Pistachios can be grown in harsh weather conditions.It perfectly withstands both hot summers and frosty winters. Allowable temperature range: -15 to +45 degrees Celsius. Therefore, desert areas are more suitable for growing pistachios.

In the 1880s, imported pistachios predominated in the United States, mainly among immigrants from the Middle East. After years of experimentation, the concept of “American pistachios” has become a reality. American pistachios are very similar to Iranian pistachios, but with a slight difference in quality, size and, of course, in price.

1- Grade

Iran has a wide variety of pistachio varieties compared to the USA. The main varieties of Iranian pistachios are Fandogi (40% of pistachio plantations), Kale Guchi (20%), Akbari (15%) and Ahmad Agai (12%). Each variety has its own flavor and shape.

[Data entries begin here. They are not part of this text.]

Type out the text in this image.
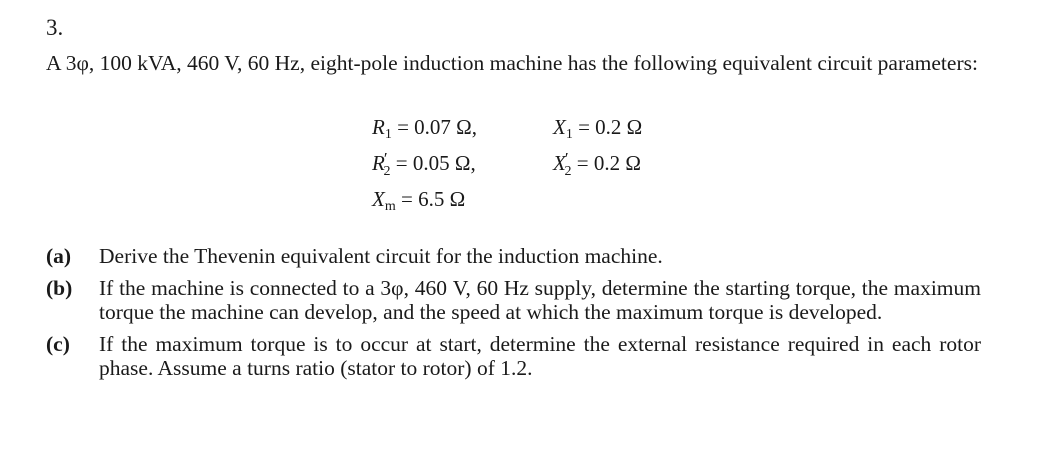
3.
A 3φ, 100 kVA, 460 V, 60 Hz, eight-pole induction machine has the following equivalent circuit parameters:
$R_1 = 0.07$ Ω,	$X_1 = 0.2$ Ω
$R'_2 = 0.05$ Ω,	$X'_2 = 0.2$ Ω
$X_m = 6.5$ Ω
(a) Derive the Thevenin equivalent circuit for the induction machine.
(b) If the machine is connected to a 3φ, 460 V, 60 Hz supply, determine the starting torque, the maximum torque the machine can develop, and the speed at which the maximum torque is developed.
(c) If the maximum torque is to occur at start, determine the external resistance required in each rotor phase. Assume a turns ratio (stator to rotor) of 1.2.
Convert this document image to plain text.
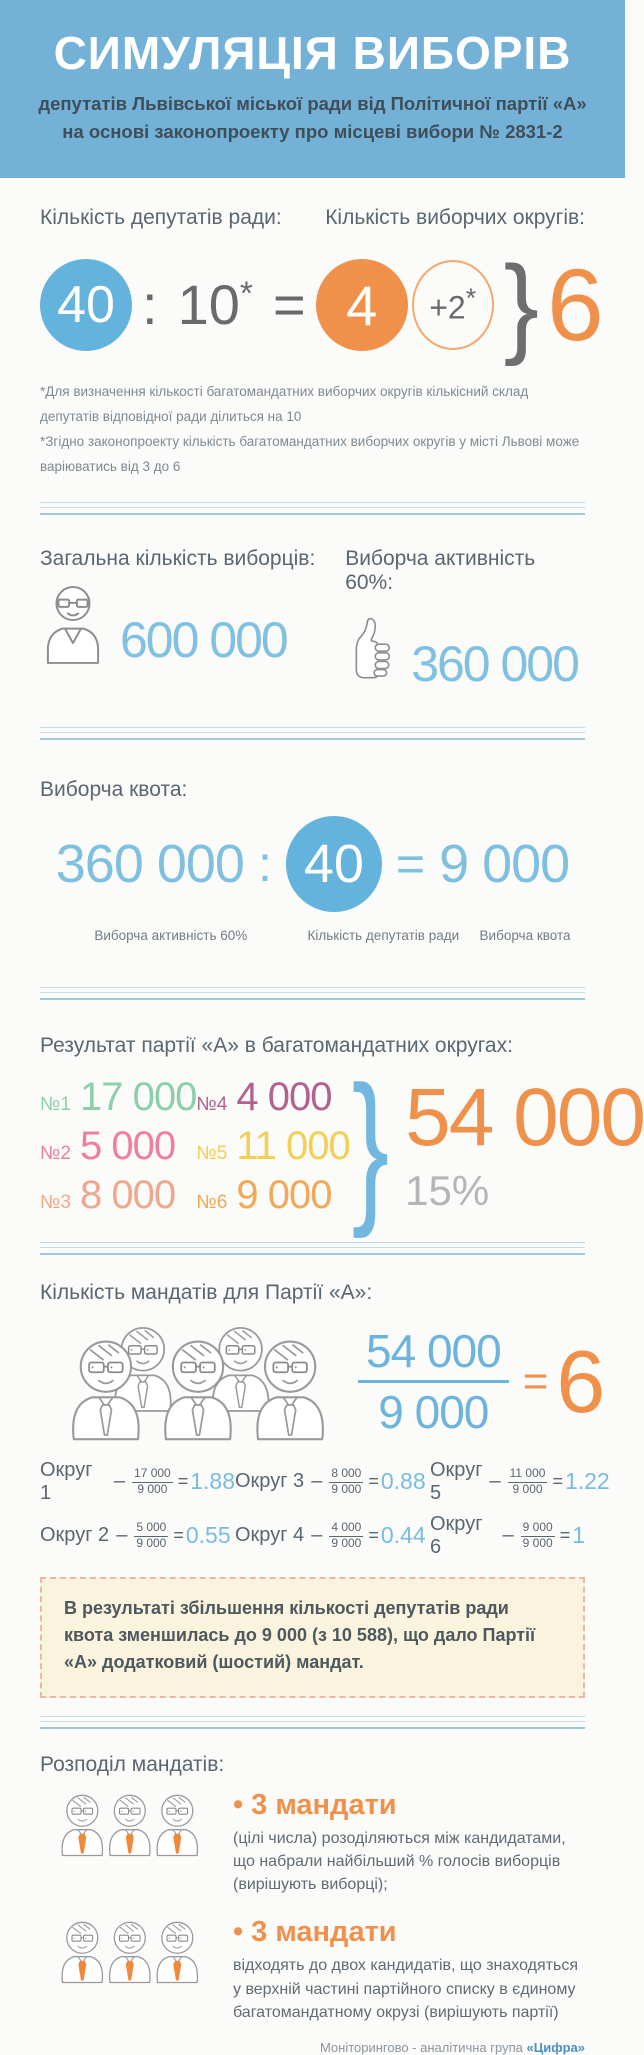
СИМУЛЯЦІЯ ВИБОРІВ
депутатів Львівської міської ради від Політичної партії «А»
на основі законопроекту про місцеві вибори № 2831-2
Кількість депутатів ради: Кількість виборчих округів:
40 : 10* = 4 +2* } 6
*Для визначення кількості багатомандатних виборчих округів кількісний склад депутатів відповідної ради ділиться на 10
*Згідно законопроекту кількість багатомандатних виборчих округів у місті Львові може варіюватись від 3 до 6
Загальна кількість виборців:
600 000
Виборча активність 60%:
360 000
Виборча квота:
360 000 : 40 = 9 000
Виборча активність 60%	Кількість депутатів ради	Виборча квота
Результат партії «А» в багатомандатних округах:
№1 17 000
№2 5 000
№3 8 000
№4 4 000
№5 11 000
№6 9 000 } 54 000
15%
Кількість мандатів для Партії «А»:
$\frac{54 000}{9 000} = 6$
Округ 1
– $\frac{17 000}{9 000} = 1.88$ Округ $3 - \frac{8 000}{9 000} = 0.88$ Округ 5
– $\frac{11 000}{9 000} = 1.22$
Округ $2 - \frac{5 000}{9 000} = 0.55$ Округ $4 - \frac{4 000}{9 000} = 0.44$ Округ 6
– $\frac{9 000}{9 000} = 1$
В результаті збільшення кількості депутатів ради квота зменшилась до 9 000 (з 10 588), що дало Партії «А» додатковий (шостий) мандат.
Розподіл мандатів:
• 3 мандати
(цілі числа) розоділяються між кандидатами, що набрали найбільший % голосів виборців (вирішують виборці);
• 3 мандати
відходять до двох кандидатів, що знаходяться у верхній частині партійного списку в єдиному багатомандатному окрузі (вирішують партії)
Моніторингово - аналітична група «Цифра»
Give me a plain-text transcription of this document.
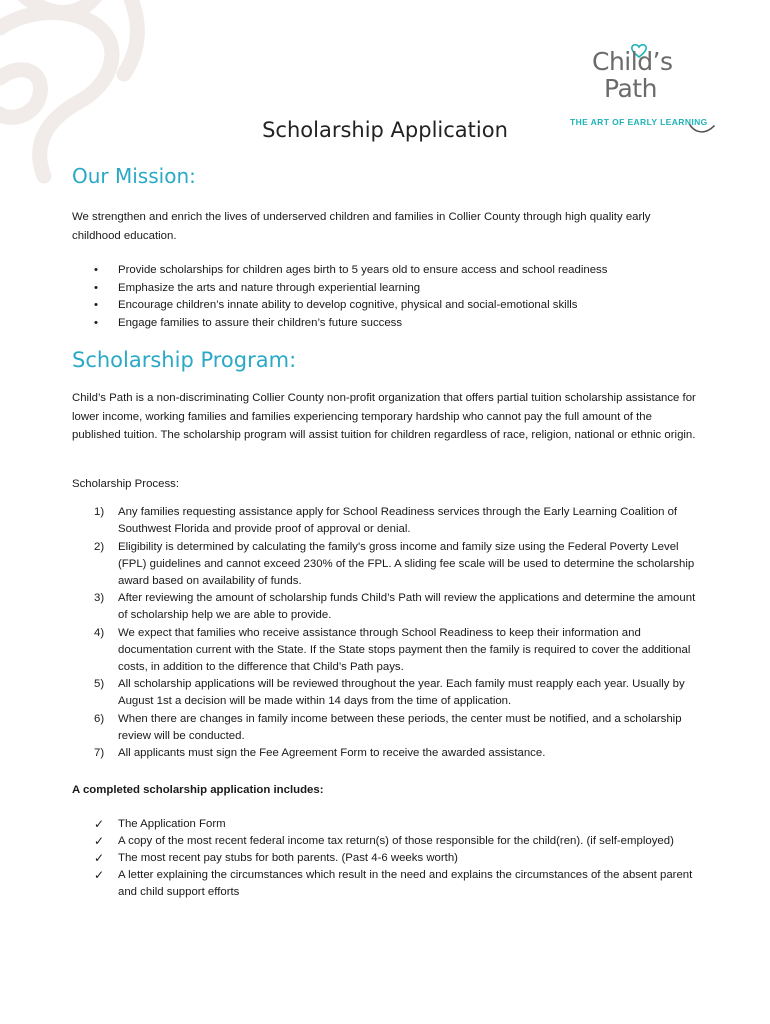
Child’s
Path
THE ART OF EARLY LEARNING
Scholarship Application
Our Mission:

We strengthen and enrich the lives of underserved children and families in Collier County through high quality early childhood education.

• Provide scholarships for children ages birth to 5 years old to ensure access and school readiness
• Emphasize the arts and nature through experiential learning
• Encourage children’s innate ability to develop cognitive, physical and social-emotional skills
• Engage families to assure their children’s future success
Scholarship Program:

Child’s Path is a non-discriminating Collier County non-profit organization that offers partial tuition scholarship assistance for lower income, working families and families experiencing temporary hardship who cannot pay the full amount of the published tuition. The scholarship program will assist tuition for children regardless of race, religion, national or ethnic origin.

Scholarship Process:

1) Any families requesting assistance apply for School Readiness services through the Early Learning Coalition of Southwest Florida and provide proof of approval or denial.
2) Eligibility is determined by calculating the family's gross income and family size using the Federal Poverty Level (FPL) guidelines and cannot exceed 230% of the FPL. A sliding fee scale will be used to determine the scholarship award based on availability of funds.
3) After reviewing the amount of scholarship funds Child’s Path will review the applications and determine the amount of scholarship help we are able to provide.
4) We expect that families who receive assistance through School Readiness to keep their information and documentation current with the State. If the State stops payment then the family is required to cover the additional costs, in addition to the difference that Child’s Path pays.
5) All scholarship applications will be reviewed throughout the year. Each family must reapply each year. Usually by August 1st a decision will be made within 14 days from the time of application.
6) When there are changes in family income between these periods, the center must be notified, and a scholarship review will be conducted.
7) All applicants must sign the Fee Agreement Form to receive the awarded assistance.

A completed scholarship application includes:

✓ The Application Form
✓ A copy of the most recent federal income tax return(s) of those responsible for the child(ren). (if self-employed)
✓ The most recent pay stubs for both parents. (Past 4-6 weeks worth)
✓ A letter explaining the circumstances which result in the need and explains the circumstances of the absent parent and child support efforts
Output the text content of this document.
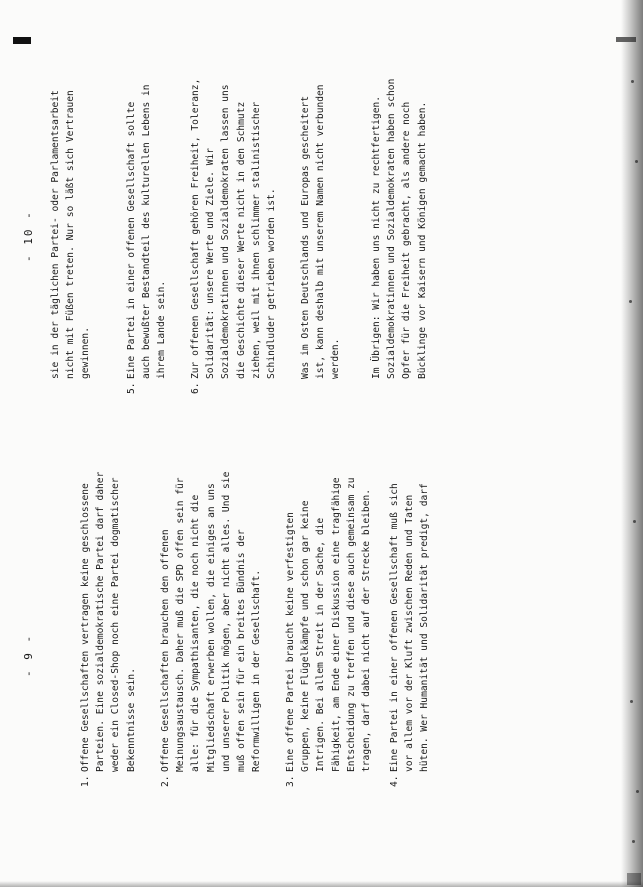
- 9 -
1.
Offene Gesellschaften vertragen keine geschlossene Parteien. Eine sozialdemokratische Partei darf daher weder ein Closed-Shop noch eine Partei dogmatischer Bekenntnisse sein.
2.
Offene Gesellschaften brauchen den offenen Meinungsaustausch. Daher muß die SPD offen sein für alle: für die Sympathisanten, die noch nicht die Mitgliedschaft erwerben wollen, die einiges an uns und unserer Politik mögen, aber nicht alles. Und sie muß offen sein für ein breites Bündnis der Reformwilligen in der Gesellschaft.
3.
Eine offene Partei braucht keine verfestigten Gruppen, keine Flügelkämpfe und schon gar keine Intrigen. Bei allem Streit in der Sache, die Fähigkeit, am Ende einer Diskussion eine tragfähige Entscheidung zu treffen und diese auch gemeinsam zu tragen, darf dabei nicht auf der Strecke bleiben.
4.
Eine Partei in einer offenen Gesellschaft muß sich vor allem vor der Kluft zwischen Reden und Taten hüten. Wer Humanität und Solidarität predigt, darf
- 10 - sie in der täglichen Partei- oder Parlamentsarbeit nicht mit Füßen treten. Nur so läßt sich Vertrauen gewinnen.
5.
Eine Partei in einer offenen Gesellschaft sollte auch bewußter Bestandteil des kulturellen Lebens in ihrem Lande sein.
6.
Zur offenen Gesellschaft gehören Freiheit, Toleranz, Solidarität: unsere Werte und Ziele. Wir Sozialdemokratinnen und Sozialdemokraten lassen uns die Geschichte dieser Werte nicht in den Schmutz ziehen, weil mit ihnen schlimmer stalinistischer Schindluder getrieben worden ist. Was im Osten Deutschlands und Europas gescheitert ist, kann deshalb mit unserem Namen nicht verbunden werden.	Im Übrigen: Wir haben uns nicht zu rechtfertigen. Sozialdemokratinnen und Sozialdemokraten haben schon Opfer für die Freiheit gebracht, als andere noch Bücklinge vor Kaisern und Königen gemacht haben.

American pistachio also from Kerman, which is one of the Iranian varieties, but shows the best results in the Iranian climate. However, Californian pistachio growers rely on one female variety (Kerman) and one male variety (Peter).

2- Core output

Iranian pistachios have a higher kernel yield. This means you get more kernel weight from the same number of nuts. The reason is that the weather conditions in Iran are better for growing pistachios.

3- Roasting

Iranian pistachios have more options for roasting. Due to their higher unsaturated fat content, they can be fried at 160-180 ° C.Roasting at a higher temperature gives the pistachio a unique flavor and also kills any living bacteria. American pistachios are lower in unsaturated fat and cannot be fried in the same way. Obviously, the lower roasting temperature of about 120 ° C for American pistachios does not achieve the above two benefits.

4- Taste and aroma

Iranian pistachio has a richer and more unique flavor. For a long time, people around the world have preferred the taste and aroma of Iranian pistachios.Each commercial variety of Iranian pistachios has its own distinctive and rich flavor. This variety of varieties gives the buyer a choice.

5- Commercial feasibility

Iranian pistachio trading opportunities are better, but…! Many buyers, producers, importers and exporters of Iranian pistachios create conditions for perfect competition in the market. Thus, the best trading opportunities are available to those who buy and sell Iranian pistachios.